Future work could utilize AAM outputs as attention priors for downstream models, providing explainable gaze guidance for VLM region-based QA or robotic active perception.

vs. UNISAL: UNISAL attempted to unify image and video saliency but relied on task-specific training. AAM extends this to text conditions, hyperbolic hierarchies, and audio-visual data.
vs. SUM: SUM mitigates dataset differences via joint training and parameter isolation. Ours interprets differences as a cognitive hierarchy, removing the need to treat every dataset as an independent statistical domain.
vs. TAVDiff/CASP: These focus specifically on audio-visual fusion. AAM integrates these capabilities into a unified foundation model that handles pure images and videos as well.
vs. standard Video Swin/3D Conv: Traditional video models use fixed windows for temporal context, which is computationally heavy.

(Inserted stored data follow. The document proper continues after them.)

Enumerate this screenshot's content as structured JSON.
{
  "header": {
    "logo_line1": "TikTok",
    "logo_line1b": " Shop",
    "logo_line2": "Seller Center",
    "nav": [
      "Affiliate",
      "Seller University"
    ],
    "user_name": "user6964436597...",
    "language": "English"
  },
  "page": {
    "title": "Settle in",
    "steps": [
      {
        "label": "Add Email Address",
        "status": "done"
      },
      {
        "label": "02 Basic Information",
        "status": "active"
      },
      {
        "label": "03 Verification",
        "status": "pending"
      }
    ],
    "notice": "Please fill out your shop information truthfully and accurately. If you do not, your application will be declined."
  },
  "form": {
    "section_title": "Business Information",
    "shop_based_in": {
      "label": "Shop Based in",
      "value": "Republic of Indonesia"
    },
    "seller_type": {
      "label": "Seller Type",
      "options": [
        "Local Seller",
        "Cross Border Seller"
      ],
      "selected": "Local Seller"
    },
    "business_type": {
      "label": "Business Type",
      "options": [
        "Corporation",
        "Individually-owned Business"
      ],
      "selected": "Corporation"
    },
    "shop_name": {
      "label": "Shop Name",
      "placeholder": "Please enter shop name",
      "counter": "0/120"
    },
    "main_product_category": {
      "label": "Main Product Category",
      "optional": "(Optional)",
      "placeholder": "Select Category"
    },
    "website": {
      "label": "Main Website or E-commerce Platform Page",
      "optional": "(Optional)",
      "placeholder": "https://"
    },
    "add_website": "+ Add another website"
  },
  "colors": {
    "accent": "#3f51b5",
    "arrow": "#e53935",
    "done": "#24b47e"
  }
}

FPD formulates temporal change as distribution evolution, making arbitrary-length reasoning intrinsic to the model structure.

Rating¶

Novelty: ⭐⭐⭐⭐⭐ Using hyperbolic semantics and Fokker-Planck dynamics to unify human attention modeling is a strong problem reformulation.
Experimental Thoroughness: ⭐⭐⭐⭐⭐ 16 benchmarks, three modalities, efficiency comparisons, and extensive ablation studies.
Writing Quality: ⭐⭐⭐⭐ Logic and narrative are clear, though density in specialized ablation charts requires careful reading.
Value: ⭐⭐⭐⭐⭐ Provides a clear unified paradigm for saliency prediction and cognitive-inspired vision models.